Almost 70,000 white South Africans interested in Trump’s US asylum plan
Thousands of people have expressed interest to the U.S. Embassy in South Africa
Nearly 70,000 people have expressed interest in relocating to the U.S. as refugees under President Donald Trump's controversial plan to offer refuge to a white South African minority group.
The U.S. Embassy in South Africa confirmed receiving the list of names from the South African Chamber of Commerce in the U.S., which acted as a point of contact for inquiries about the program.
The chamber clarified that the list does not represent formal applications.
Trump issued an executive order on February 7 cutting U.S. funding to South Africa and citing “government actions fuelling disproportionate violence against racially disfavored landowners.”
Trump's executive order specifically referred to Afrikaners, a white minority group who are descendants of mainly Dutch and French colonial settlers who first came to South Africa in the 17th century.

The order directed Secretary of State Marco Rubio and Secretary of Homeland Security Kristi Noem to prioritize humanitarian relief to Afrikaners who are victims of “unjust racial discrimination” and resettle them in the U.S. under the refugee program.
There are approximately 2.7 million Afrikaners in South Africa, which has a population of 62 million. Trump’s decision to offer some white South Africans refugee status went against his larger policy to halt the U.S. refugee resettlement program.
The South African government has said that Trump's allegations that it is targeting Afrikaners through a land expropriation law are inaccurate and largely driven by misinformation. Trump has posted on his Truth Social platform that Afrikaners were having their farmland seized, when no land has been taken under the new law.

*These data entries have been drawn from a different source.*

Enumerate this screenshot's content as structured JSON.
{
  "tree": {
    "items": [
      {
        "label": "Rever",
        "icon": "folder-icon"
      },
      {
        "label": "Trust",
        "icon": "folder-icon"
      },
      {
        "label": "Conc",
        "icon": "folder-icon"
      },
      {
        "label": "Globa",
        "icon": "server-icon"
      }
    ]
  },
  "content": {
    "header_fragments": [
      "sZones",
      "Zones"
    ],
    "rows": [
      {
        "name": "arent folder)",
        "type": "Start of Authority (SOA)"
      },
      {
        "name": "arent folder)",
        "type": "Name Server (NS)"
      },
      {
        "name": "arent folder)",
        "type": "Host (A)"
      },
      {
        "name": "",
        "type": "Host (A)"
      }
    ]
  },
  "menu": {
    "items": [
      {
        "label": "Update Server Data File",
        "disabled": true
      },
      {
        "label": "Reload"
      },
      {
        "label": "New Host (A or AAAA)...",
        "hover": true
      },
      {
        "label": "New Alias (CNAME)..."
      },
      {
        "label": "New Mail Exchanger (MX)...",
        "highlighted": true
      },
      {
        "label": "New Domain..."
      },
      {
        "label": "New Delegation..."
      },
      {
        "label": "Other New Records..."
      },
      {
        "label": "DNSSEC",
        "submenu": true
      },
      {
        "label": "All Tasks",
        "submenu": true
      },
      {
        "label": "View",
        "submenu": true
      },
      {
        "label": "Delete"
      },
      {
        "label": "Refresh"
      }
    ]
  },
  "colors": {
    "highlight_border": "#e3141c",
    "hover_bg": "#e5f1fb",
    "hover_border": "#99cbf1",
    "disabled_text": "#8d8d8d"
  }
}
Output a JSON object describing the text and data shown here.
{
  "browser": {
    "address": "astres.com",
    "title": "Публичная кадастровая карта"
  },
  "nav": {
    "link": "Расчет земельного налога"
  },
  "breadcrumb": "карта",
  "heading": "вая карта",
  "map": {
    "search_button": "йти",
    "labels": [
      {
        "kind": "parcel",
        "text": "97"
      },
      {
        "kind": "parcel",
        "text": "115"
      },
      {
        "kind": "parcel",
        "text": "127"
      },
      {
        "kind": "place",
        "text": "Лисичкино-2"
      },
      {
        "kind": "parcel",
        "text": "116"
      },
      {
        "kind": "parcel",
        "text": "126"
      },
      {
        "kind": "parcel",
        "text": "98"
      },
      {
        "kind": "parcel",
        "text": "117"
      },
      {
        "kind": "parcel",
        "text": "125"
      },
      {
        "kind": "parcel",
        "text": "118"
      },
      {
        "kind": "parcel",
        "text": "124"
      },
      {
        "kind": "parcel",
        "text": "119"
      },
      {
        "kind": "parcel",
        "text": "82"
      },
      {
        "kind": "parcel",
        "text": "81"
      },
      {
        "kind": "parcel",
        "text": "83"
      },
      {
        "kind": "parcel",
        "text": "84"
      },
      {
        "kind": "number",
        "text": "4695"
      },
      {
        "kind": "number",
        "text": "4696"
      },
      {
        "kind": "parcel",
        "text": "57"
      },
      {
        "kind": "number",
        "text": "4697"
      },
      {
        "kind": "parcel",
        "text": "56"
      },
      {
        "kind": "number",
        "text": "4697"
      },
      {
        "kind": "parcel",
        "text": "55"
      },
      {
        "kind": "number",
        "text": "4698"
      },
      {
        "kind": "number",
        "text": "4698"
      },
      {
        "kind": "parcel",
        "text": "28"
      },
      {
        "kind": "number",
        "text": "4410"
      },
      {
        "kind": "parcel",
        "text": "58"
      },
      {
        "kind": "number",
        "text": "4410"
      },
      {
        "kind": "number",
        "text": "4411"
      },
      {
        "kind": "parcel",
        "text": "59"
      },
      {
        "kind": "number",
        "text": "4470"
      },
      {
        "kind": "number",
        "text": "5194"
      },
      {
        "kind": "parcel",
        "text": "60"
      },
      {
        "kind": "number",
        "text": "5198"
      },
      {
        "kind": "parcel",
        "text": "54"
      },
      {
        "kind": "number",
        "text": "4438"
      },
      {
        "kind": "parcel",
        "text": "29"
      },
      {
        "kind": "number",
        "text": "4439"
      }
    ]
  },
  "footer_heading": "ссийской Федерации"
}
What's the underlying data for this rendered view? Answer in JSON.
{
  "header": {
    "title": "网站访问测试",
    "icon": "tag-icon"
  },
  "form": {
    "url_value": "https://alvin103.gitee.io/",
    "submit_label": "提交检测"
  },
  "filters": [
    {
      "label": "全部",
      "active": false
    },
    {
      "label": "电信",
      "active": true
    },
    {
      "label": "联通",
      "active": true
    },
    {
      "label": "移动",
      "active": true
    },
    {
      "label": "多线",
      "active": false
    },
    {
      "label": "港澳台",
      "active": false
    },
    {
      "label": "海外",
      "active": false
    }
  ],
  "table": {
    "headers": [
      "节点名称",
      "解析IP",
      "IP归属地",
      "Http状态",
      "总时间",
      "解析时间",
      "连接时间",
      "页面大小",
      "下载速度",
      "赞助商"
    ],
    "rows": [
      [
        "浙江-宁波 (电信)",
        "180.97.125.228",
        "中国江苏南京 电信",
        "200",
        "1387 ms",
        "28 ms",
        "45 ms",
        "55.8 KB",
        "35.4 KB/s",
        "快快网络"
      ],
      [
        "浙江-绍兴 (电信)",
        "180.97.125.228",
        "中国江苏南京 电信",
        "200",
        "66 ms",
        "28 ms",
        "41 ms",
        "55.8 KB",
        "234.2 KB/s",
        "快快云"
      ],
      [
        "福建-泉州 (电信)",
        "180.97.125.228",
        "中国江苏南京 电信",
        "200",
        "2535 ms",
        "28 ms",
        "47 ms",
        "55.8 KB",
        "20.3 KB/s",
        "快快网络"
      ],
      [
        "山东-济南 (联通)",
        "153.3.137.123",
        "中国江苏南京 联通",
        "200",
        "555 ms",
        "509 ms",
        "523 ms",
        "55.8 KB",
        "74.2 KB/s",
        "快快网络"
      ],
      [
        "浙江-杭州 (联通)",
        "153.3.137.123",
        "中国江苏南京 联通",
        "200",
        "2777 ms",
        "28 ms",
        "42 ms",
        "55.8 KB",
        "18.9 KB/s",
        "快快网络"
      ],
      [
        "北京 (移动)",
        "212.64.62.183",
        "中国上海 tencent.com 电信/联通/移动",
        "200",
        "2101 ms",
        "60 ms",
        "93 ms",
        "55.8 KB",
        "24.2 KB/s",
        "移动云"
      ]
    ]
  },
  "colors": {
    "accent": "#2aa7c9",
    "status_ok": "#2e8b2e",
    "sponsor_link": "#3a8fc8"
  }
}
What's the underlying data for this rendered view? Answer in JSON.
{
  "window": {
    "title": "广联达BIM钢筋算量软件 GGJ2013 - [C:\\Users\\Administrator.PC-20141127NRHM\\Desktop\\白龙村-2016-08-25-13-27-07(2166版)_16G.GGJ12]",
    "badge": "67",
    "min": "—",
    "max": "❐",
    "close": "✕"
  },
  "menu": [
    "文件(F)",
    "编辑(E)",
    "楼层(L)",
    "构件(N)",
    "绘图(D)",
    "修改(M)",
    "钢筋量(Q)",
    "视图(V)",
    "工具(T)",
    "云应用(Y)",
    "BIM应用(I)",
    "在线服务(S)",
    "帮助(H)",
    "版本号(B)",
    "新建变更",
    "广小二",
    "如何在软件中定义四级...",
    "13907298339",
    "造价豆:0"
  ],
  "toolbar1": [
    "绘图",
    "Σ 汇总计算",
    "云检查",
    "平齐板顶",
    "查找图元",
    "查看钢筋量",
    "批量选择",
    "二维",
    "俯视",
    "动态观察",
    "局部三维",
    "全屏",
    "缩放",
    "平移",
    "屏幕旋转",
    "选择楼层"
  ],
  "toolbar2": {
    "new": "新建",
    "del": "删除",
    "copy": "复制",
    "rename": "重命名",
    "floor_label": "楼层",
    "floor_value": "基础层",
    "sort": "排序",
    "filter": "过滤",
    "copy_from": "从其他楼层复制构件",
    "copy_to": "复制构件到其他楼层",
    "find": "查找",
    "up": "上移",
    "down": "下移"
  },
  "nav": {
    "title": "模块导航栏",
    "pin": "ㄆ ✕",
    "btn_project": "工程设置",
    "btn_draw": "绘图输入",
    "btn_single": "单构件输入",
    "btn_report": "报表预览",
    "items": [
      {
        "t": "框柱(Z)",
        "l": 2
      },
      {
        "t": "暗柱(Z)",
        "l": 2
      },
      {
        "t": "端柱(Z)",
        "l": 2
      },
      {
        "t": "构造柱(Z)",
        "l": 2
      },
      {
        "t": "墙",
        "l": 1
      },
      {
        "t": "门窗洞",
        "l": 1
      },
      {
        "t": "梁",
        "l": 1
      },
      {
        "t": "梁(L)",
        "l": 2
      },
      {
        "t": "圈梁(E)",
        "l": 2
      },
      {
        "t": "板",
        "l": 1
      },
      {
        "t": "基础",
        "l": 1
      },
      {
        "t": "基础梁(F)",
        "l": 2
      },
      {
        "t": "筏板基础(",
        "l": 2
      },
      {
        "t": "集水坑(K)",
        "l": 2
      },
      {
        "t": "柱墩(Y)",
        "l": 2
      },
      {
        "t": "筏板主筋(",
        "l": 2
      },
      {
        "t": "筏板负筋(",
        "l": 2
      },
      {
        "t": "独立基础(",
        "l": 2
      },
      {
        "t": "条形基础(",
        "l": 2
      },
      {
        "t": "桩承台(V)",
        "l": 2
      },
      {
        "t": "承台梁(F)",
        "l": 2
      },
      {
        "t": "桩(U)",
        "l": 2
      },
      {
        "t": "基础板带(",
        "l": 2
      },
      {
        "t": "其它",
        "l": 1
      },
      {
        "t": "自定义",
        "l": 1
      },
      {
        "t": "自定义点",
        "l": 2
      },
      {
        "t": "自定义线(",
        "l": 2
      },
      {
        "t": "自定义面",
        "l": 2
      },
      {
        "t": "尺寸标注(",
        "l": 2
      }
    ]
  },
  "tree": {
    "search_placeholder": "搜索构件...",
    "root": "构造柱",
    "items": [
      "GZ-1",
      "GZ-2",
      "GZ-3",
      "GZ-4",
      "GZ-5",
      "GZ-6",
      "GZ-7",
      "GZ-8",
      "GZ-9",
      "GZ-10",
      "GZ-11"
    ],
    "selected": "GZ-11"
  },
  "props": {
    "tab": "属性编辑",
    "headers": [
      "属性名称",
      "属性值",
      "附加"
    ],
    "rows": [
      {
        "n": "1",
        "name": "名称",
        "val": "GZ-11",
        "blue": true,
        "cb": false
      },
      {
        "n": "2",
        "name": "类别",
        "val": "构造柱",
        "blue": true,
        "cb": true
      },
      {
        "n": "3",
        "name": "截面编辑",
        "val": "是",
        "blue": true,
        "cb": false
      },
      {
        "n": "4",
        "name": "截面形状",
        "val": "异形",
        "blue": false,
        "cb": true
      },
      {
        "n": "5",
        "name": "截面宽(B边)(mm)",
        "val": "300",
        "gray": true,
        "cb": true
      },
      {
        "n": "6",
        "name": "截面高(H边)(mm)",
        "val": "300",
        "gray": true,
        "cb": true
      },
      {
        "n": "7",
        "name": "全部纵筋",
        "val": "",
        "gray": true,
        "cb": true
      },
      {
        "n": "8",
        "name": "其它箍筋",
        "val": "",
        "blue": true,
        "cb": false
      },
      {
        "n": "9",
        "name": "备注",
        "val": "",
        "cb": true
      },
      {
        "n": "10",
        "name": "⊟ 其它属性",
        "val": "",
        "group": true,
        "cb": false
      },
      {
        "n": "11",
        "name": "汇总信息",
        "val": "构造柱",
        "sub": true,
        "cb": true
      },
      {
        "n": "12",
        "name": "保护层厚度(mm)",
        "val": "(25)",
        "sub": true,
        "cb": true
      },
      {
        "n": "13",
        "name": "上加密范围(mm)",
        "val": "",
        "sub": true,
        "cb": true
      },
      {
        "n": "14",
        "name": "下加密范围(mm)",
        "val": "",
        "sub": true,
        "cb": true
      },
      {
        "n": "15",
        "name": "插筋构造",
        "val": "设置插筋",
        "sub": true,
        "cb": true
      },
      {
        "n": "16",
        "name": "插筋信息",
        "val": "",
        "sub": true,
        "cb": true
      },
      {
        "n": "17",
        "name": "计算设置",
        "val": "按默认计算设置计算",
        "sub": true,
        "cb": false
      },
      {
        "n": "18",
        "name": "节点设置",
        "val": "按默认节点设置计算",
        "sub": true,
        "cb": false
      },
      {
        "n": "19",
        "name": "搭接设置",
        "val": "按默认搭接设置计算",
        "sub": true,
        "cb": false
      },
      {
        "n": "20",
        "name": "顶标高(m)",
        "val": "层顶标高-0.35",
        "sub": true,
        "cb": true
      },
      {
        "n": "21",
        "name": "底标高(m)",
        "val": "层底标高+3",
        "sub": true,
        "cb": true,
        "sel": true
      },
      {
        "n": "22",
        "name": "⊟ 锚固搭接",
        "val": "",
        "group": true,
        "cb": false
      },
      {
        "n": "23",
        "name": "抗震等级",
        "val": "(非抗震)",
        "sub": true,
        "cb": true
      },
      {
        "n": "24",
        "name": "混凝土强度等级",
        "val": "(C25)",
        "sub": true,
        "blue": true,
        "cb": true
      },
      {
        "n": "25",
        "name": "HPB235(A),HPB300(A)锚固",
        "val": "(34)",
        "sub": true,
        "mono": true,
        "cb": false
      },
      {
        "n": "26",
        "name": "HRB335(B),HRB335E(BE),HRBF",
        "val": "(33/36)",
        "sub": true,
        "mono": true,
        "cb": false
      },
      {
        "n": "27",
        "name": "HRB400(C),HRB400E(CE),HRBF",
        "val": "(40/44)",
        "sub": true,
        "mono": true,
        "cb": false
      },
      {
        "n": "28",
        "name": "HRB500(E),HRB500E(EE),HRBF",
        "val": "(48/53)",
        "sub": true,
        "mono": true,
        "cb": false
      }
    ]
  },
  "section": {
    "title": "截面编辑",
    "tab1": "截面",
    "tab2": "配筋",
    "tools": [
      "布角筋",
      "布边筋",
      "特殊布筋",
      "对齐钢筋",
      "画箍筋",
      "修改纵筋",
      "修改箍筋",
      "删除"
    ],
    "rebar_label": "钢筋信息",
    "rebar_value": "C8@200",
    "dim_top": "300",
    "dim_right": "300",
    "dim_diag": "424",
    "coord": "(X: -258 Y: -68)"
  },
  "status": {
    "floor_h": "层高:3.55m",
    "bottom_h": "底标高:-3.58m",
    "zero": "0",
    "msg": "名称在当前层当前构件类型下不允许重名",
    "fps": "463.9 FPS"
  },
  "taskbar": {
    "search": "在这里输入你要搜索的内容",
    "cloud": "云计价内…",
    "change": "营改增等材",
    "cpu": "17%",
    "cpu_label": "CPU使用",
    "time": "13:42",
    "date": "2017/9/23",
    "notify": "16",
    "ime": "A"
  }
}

The executive order also criticized South Africa's foreign policy, specifically its decision to accuse Israel of genocide against Palestinians in Gaza in a case at the United Nations' top court. The Trump administration has accused South Africa of supporting the Palestinian militant group Hamas and Iran and taking an anti-American stance. The U.S. has also expelled the South African ambassador, accusing him of being anti-America and anti-Trump.
An official at the U.S. Embassy in the South African capital, Pretoria, confirmed receipt of the list of names from the South African Chamber of Commerce in the U.S. but gave no more detail.
Neil Diamond, the president of the chamber, said the list contains 67,042 names. Most were people between 25 and 45 years old and have children.
He told the Newzroom Afrika television channel that his organization had been inundated with requests for more information since Trump's order and had contacted the State Department and the embassy in Pretoria “to indicate that we would like them to make a channel available for South Africans that would like to get more information and register for refugee status."
“That cannot be the responsibility of the chamber,” he said.
Diamond said only U.S. authorities could officially register applications for resettlement in the U.S. The U.S. Embassy in South Africa said it is awaiting further instructions on the implementation of Trump's order.